India Steps Up as a Global Voice in the AI Conversation

New Delhi became the centre of the global AI world on February 19, 2026, as the India AI Impact Summit brought together heads of state, technology leaders, policymakers, and researchers from over 100 countries at Bharat Mandapam. It was a landmark moment — the first time a summit of this scale on artificial intelligence was hosted in the Global South.

Prime Minister Narendra Modi used the occasion to articulate India’s position clearly and with purpose. Without seeing AI through the lens of caution or competitive advantage, the PM framed it as a shared responsibility for humanity. He drew a pointed historical parallel, comparing the moment to the discovery of nuclear power — a technology capable of both tremendous good and devastating harm, depending on how it is directed. The message was clear: the choices made about AI today will define what gets handed to the generations that follow.

Central to Modi’s address was the launch of India’s MANAV Vision — an acronym-based framework for guiding AI development.
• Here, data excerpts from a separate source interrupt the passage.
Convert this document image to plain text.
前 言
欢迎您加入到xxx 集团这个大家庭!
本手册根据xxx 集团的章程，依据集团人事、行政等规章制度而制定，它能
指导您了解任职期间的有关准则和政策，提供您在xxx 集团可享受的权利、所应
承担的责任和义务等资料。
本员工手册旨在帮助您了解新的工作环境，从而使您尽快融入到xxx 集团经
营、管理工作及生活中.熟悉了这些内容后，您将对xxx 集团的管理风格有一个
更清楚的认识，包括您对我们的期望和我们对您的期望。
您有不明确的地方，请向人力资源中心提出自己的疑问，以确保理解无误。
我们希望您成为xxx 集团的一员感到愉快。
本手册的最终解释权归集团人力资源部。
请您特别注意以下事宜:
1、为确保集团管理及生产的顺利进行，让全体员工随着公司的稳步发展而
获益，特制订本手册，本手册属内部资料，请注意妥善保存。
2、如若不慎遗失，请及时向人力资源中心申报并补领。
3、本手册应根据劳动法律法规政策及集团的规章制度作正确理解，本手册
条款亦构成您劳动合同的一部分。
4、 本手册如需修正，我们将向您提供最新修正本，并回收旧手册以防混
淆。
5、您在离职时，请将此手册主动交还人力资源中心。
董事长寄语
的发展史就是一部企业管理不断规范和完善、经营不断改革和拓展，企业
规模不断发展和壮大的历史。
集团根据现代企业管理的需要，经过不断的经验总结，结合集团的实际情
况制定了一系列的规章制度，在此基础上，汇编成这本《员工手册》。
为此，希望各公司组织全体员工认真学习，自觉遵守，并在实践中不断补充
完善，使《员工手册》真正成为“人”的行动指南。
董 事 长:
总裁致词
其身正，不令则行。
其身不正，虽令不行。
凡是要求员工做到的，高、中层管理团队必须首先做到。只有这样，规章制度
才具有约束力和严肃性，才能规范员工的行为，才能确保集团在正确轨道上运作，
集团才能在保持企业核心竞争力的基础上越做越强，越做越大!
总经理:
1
The five pillars it rests on are moral and ethical systems, accountable governance, national sovereignty, accessible and inclusive technology, and valid and legitimate systems. It’s a human-centric blueprint designed to ensure that AI serves people rather than reducing them to raw data.

On the question of jobs — one of the most anxious debates surrounding AI globally — Modi offered a broader view, drawing a comparison with the internet. Just as nobody in the early days of the web could predict the scale of employment it would eventually generate, the full picture of what AI will create remains to be written. The PM positioned this uncertainty not as a threat, but as an opportunity for skilling, reskilling, and lifelong learning to become a national priority.

Modi also made a strong push for AI to be developed as a global public good, with open systems that allow young developers everywhere to contribute to improving and securing it. He stressed that India holds a natural advantage here — a vast, young, technically skilled population, strong digital infrastructure, and a regulatory environment that welcomes innovation.

On governance, the PM called for three core international commitments: a global framework for data sovereignty, transparent safety standards for AI platforms, and the embedding of clear human values into AI design from the start. He specifically raised the growing threat of deepfakes and AI-generated misinformation, calling for watermarking standards and authenticity labels as urgent, practical steps.

UN Secretary-General António Guterres, who also addressed the summit, announced a 40-member independent international scientific panel on AI and a UN-led Global Dialogue on AI governance — signalling that the conversations started in New Delhi are set to shape policy far beyond Indian borders.